For each part, Skucast figures out how fast it really sells, how long your supplier takes, and what's already on hand or inbound — then tells you what to buy so you don't run out or over-buy.
Why parts are hard to forecast
Most tools assume steady demand: "you sold 30 last month, so order one a day." That works for milk. It does not work for parts. A coupler sells 6 one week and zero for the next three. A roof vent sells all summer and stops in October. A discontinued fender hasn't moved since spring.
Average that out and you get a number that's wrong in both directions — you over-order the slow stuff (cash stuck on a shelf) and under-order the bursty stuff (a stockout the day a customer actually needs it). This pattern is called intermittent demand, and it's the normal case for a parts business.
Skucast uses Croston's method — a forecasting approach built specifically for intermittent, lumpy demand. Instead of one naive average, it separates how often something sells from how much sells when it does, then combines them into a realistic demand rate. You never touch that math — you just read the result.
What Skucast calculates for every SKU
- Demand rate (velocity) — roughly how many units a day this part really moves, smoothed across its history.
- Demand type — the shape of that demand (below). This decides how aggressively Skucast plans.
- Days of supply — at the current sell rate, how long your on-hand stock will last.
- Lead time — how long your vendor takes to deliver, learned from your received POs (or set per supplier).
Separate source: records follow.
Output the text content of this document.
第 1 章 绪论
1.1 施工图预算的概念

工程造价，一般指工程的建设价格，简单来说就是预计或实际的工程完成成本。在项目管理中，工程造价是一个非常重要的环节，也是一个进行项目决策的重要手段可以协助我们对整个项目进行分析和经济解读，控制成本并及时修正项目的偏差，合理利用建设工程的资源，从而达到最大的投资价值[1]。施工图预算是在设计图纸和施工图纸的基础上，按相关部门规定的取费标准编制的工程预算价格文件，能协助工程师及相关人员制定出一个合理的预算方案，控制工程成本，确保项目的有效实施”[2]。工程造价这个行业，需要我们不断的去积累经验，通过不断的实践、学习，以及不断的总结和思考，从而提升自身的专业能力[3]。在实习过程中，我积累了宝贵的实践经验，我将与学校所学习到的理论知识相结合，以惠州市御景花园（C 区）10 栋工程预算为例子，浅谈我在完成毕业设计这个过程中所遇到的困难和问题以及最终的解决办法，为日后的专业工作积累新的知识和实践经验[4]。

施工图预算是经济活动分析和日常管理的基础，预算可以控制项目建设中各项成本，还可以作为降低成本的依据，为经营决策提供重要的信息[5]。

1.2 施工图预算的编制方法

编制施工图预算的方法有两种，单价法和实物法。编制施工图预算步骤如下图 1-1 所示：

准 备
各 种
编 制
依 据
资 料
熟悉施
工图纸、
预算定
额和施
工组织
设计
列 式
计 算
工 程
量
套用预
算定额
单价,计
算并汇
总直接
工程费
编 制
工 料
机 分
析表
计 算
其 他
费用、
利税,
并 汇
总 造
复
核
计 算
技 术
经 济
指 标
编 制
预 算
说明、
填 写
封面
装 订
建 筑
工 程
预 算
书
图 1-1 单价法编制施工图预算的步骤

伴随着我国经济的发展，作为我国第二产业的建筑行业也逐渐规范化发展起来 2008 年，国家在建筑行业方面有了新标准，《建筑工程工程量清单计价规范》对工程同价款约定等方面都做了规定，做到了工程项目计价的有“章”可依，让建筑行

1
- Reorder recommendation — putting it together: should you order now, and how many, so new stock arrives before you run out, with a safety buffer.
The 5 demand types
Skucast tags every part with one of five demand types. The tag tells you why it's planning the way it is — the same on-hand quantity gets a completely different recommendation depending on the type.
Reading the recommendation
- "Order N" = the quantity that covers expected demand through your vendor's lead time plus a buffer, brought up to a healthy level. It already accounts for what's on hand and what's on the way.
- Days of supply = your runway. Low number → order now; high number → sit tight.
- Inbound POs are already factored in. If stock is arriving, Skucast lowers or drops the recommendation — it won't tell you to double-order something a truck is already bringing.
Why a forecast changes day to day
A forecast isn't a fixed number — it learns. It moves when:
- New sales come in — more data sharpens the estimate.
- A burst happens — a lumpy item that just sold 10 bumps its rate.
- You receive stock — days-of-supply jumps, the recommendation drops.
- A vendor's lead time shifts — Skucast tracks how long deliveries actually take and adjusts the timing.
This is a feature, not a bug: the more it watches your business, the better it gets.